The measurement of HRQoL and interpretation of HRQoL outcomes are, however, challenging. A review of clinical trials in patients with MBC that included measurement of HRQoL concluded that this assessment does not always provide additional information that is not already clear from other clinical outcomes, such as toxicity [32]. Indeed, in the current study, HRQoL changes in individual symptom scales of the EORTC QLQ-C30 and QLQ-BR23 instruments detected differences on patient reporting corresponding to the known adverse event profile for each agent. Nevertheless, no differences between the two treatments were observed for functional and overall HRQoL outcomes. HRQoL instruments may, however, lack sufficient precision to detect differences between treatments among a relatively homogeneous clinical trial population [33]. Patients may also find it easier to rate individual symptom scales accurately than a global HRQoL scale [33].
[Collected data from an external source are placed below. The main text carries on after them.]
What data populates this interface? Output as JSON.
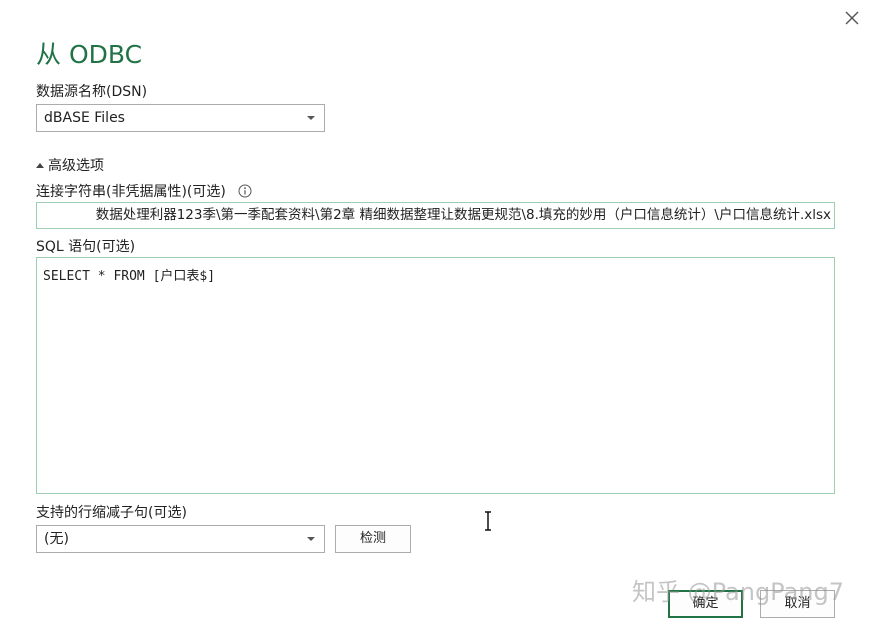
{
  "dialog": {
    "title": "从 ODBC",
    "close_icon": "close-icon"
  },
  "dsn": {
    "label": "数据源名称(DSN)",
    "value": "dBASE Files"
  },
  "advanced": {
    "label": "高级选项",
    "expanded": true
  },
  "connection_string": {
    "label": "连接字符串(非凭据属性)(可选)",
    "info_icon": "info-icon",
    "value": "数据处理利器123季\\第一季配套资料\\第2章 精细数据整理让数据更规范\\8.填充的妙用（户口信息统计）\\户口信息统计.xlsx"
  },
  "sql": {
    "label": "SQL 语句(可选)",
    "value": "SELECT * FROM [户口表$]"
  },
  "row_reduction": {
    "label": "支持的行缩减子句(可选)",
    "value": "(无)",
    "detect_label": "检测"
  },
  "buttons": {
    "ok_label": "确定",
    "cancel_label": "取消"
  },
  "watermark": "知乎 @PangPang7",
  "colors": {
    "accent": "#217346",
    "input_border": "#9fcfb3"
  }
}
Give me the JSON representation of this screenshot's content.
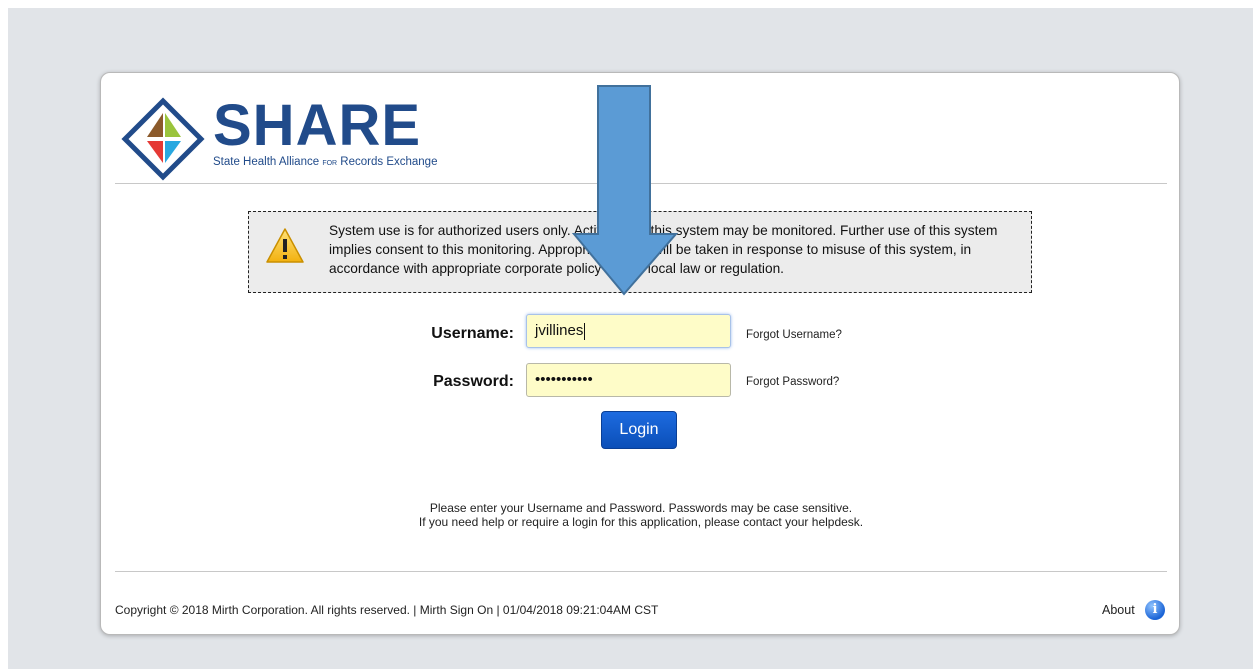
{
  "logo": {
    "word": "SHARE",
    "tagline_part1": "State Health Alliance ",
    "tagline_for": "FOR",
    "tagline_part2": " Records Exchange"
  },
  "warning": {
    "text": "System use is for authorized users only. Activities on this system may be monitored. Further use of this system implies consent to this monitoring. Appropriate action will be taken in response to misuse of this system, in accordance with appropriate corporate policy and/or local law or regulation.",
    "icon": "warning-triangle-icon"
  },
  "form": {
    "username_label": "Username:",
    "username_value": "jvillines",
    "password_label": "Password:",
    "password_value": "•••••••••••",
    "forgot_username": "Forgot Username?",
    "forgot_password": "Forgot Password?",
    "login_label": "Login"
  },
  "help": {
    "line1": "Please enter your Username and Password. Passwords may be case sensitive.",
    "line2": "If you need help or require a login for this application, please contact your helpdesk."
  },
  "footer": {
    "text": "Copyright © 2018 Mirth Corporation. All rights reserved. | Mirth Sign On | 01/04/2018 09:21:04AM CST",
    "about_label": "About",
    "about_icon": "info-icon"
  },
  "colors": {
    "brand_blue": "#214b8a",
    "input_bg": "#fefcc8",
    "button_blue": "#0b4fb8",
    "arrow_blue": "#5b9bd5"
  }
}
Chemotherapy-induced gastrointestinal symptoms (nausea, vomiting, and diarrhea) are common side-effects that can be debilitating for patients [10, 11]. Importantly, diarrhea can interfere with cancer treatment by forcing dose delays or reductions [34]. Diarrhea is one of the principal dose-limiting toxicities of capecitabine and this is reflected in the study findings, with eribulin being associated with comparatively lower symptom scores for diarrhea as well as a lower proportion of patients reporting worsening diarrhea, and a longer TSW for this symptom. Patients on capecitabine reported worse nausea/vomiting than those on eribulin, whereas the scale scores for other systemic therapy side-effects were significantly worse with eribulin. Together, this information will contribute to discussions with patients during the treatment decision-making process. Review of the observed toxicity experience of patients in this study (any grade adverse event) were consistent with the patient-reported symptom experience reported in this study: patients on capecitabine experienced more adverse events of diarrhea (29 vs. 14 % for eribulin), vomiting (17 vs. 12 % for eribulin), anorexia (15 vs. 13 % for eribulin) and nausea (24 vs. 22 % for eribulin) whereas patients on eribulin experienced more adverse events of alopecia (35 vs. 18 % for capecitabine) and fatigue (17 vs. 15 % for capecitabine) [35].
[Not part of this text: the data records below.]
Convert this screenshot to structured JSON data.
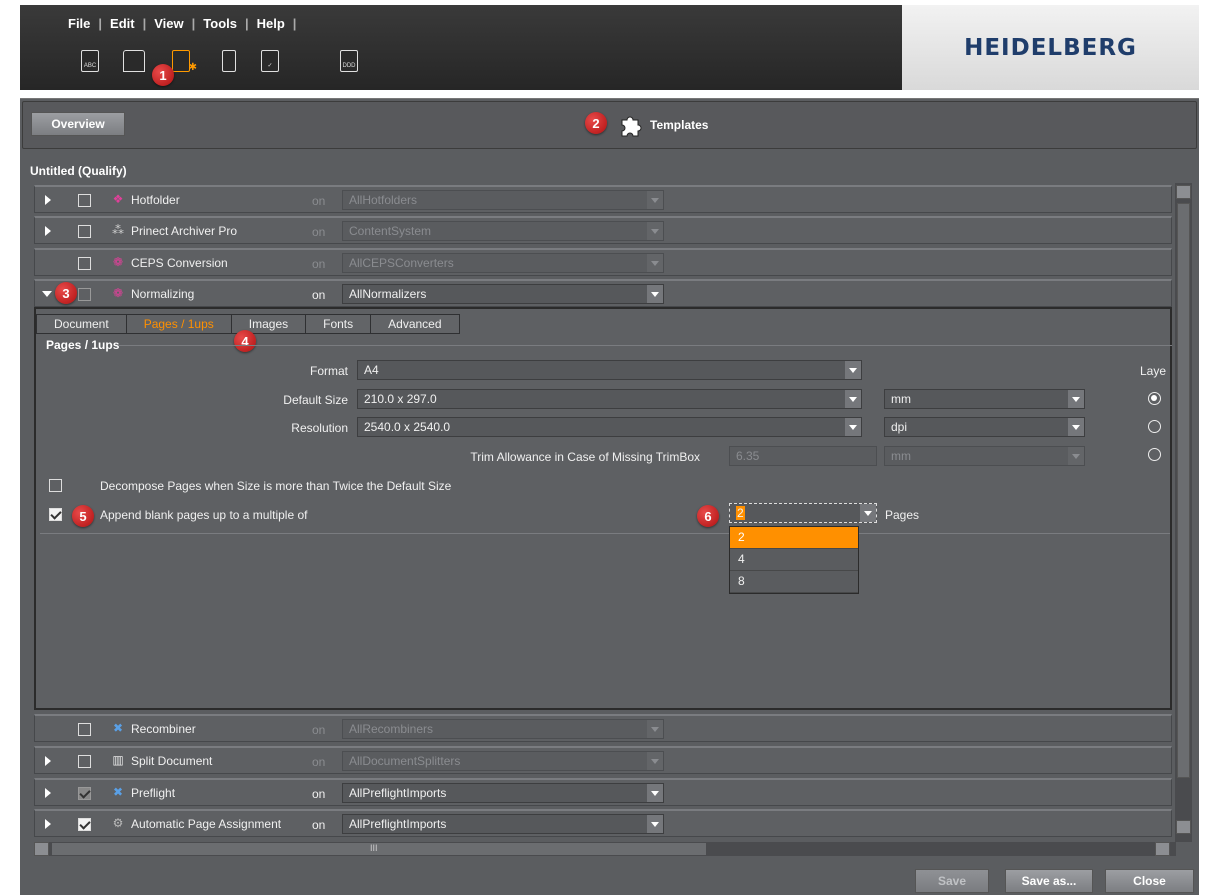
{
  "menu": [
    "File",
    "Edit",
    "View",
    "Tools",
    "Help"
  ],
  "toolbar_icons": [
    "abc-document-icon",
    "printer-icon",
    "monitor-gear-icon",
    "tower-icon",
    "signed-document-icon",
    "ddd-document-icon"
  ],
  "logo": "HEIDELBERG",
  "header": {
    "overview_label": "Overview",
    "templates_label": "Templates"
  },
  "badges": [
    "1",
    "2",
    "3",
    "4",
    "5",
    "6"
  ],
  "section_title": "Untitled (Qualify)",
  "rows": {
    "hotfolder": {
      "name": "Hotfolder",
      "on": "on",
      "value": "AllHotfolders"
    },
    "archiver": {
      "name": "Prinect Archiver Pro",
      "on": "on",
      "value": "ContentSystem"
    },
    "ceps": {
      "name": "CEPS Conversion",
      "on": "on",
      "value": "AllCEPSConverters"
    },
    "normalizing": {
      "name": "Normalizing",
      "on": "on",
      "value": "AllNormalizers"
    },
    "recombiner": {
      "name": "Recombiner",
      "on": "on",
      "value": "AllRecombiners"
    },
    "split": {
      "name": "Split Document",
      "on": "on",
      "value": "AllDocumentSplitters"
    },
    "preflight": {
      "name": "Preflight",
      "on": "on",
      "value": "AllPreflightImports"
    },
    "page_assignment": {
      "name": "Automatic Page Assignment",
      "on": "on",
      "value": "AllPreflightImports"
    }
  },
  "tabs": [
    "Document",
    "Pages / 1ups",
    "Images",
    "Fonts",
    "Advanced"
  ],
  "pages_group": {
    "title": "Pages / 1ups",
    "format_label": "Format",
    "format_value": "A4",
    "default_size_label": "Default Size",
    "default_size_value": "210.0 x 297.0",
    "size_unit": "mm",
    "resolution_label": "Resolution",
    "resolution_value": "2540.0 x 2540.0",
    "resolution_unit": "dpi",
    "trim_label": "Trim Allowance in Case of Missing TrimBox",
    "trim_value": "6.35",
    "trim_unit": "mm",
    "layout_label": "Laye",
    "decompose_label": "Decompose Pages when Size is more than Twice the Default Size",
    "append_label": "Append blank pages up to a multiple of",
    "append_value": "2",
    "pages_label": "Pages",
    "options": [
      "2",
      "4",
      "8"
    ]
  },
  "scrollbar_text": "III",
  "buttons": {
    "save": "Save",
    "save_as": "Save as...",
    "close": "Close"
  }
}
This HRQoL analysis has several strengths. It is based on data from a large-scale, randomized, clinical trial, using 2 well-validated instruments for data collection—the EORTC QLQ-C30 instrument and its breast-cancer-specific supplementary module, QLQ-BR23. Compliance was good throughout most of the study (≥80 % to the 12-month time point). Content validity for the symptom scales used has been validated in patients with advanced breast cancer or MBC in a phase 2 study of eribulin (E7389-G000-211; ClinicalTrials.gov identifier: NCT00246090) [36]. However, the analyses may be limited by the sample size for QoL analysis that decreased sharply from the 12-month time point due to death or discontinuation from the parent study, which is frequently observed in the metastatic setting due to the natural history of the disease. It should also be noted that the assessment instruments used for the study do not specifically capture the symptoms particularly related to capecitabine (namely, “hand-foot syndrome”) and eribulin (e.g., peripheral neuropathy).
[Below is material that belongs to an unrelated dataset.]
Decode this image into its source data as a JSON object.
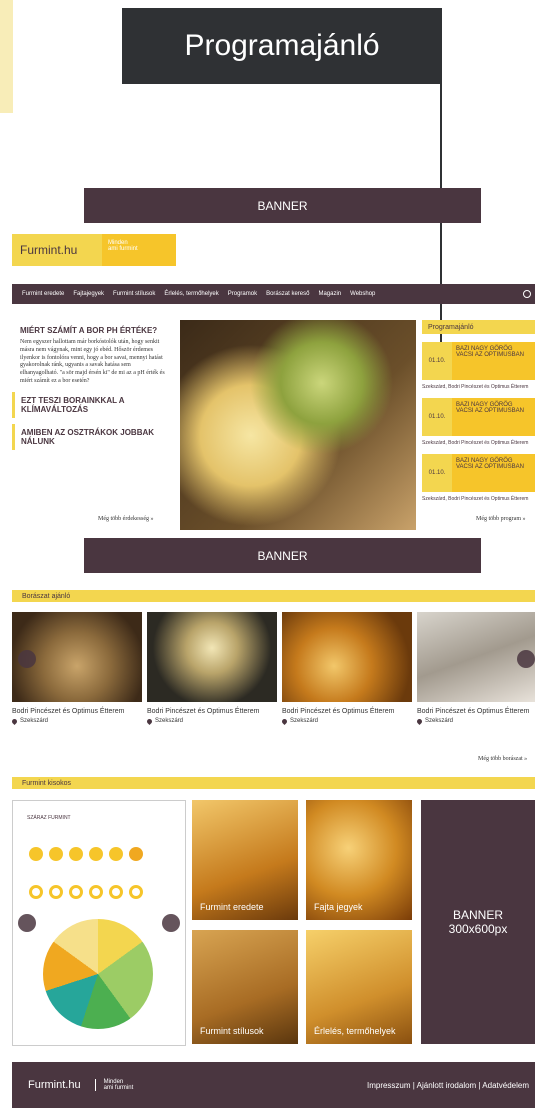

In conclusion, the majority of patients with pretreated locally advanced or MBC who were treated with either eribulin or capecitabine did not experience an overall deterioration in functioning or GHS/QoL. Eribulin and capecitabine had similar effects on patients’ HRQoL scores reflecting the known side-effect profiles of these two agents. Along with the efficacy and toxicity findings of study 301 [12] and study 305/EMBRACE [11], the HRQoL results from this study 301 analyses may help patients with MBC and their oncologists to make more informed treatment decisions.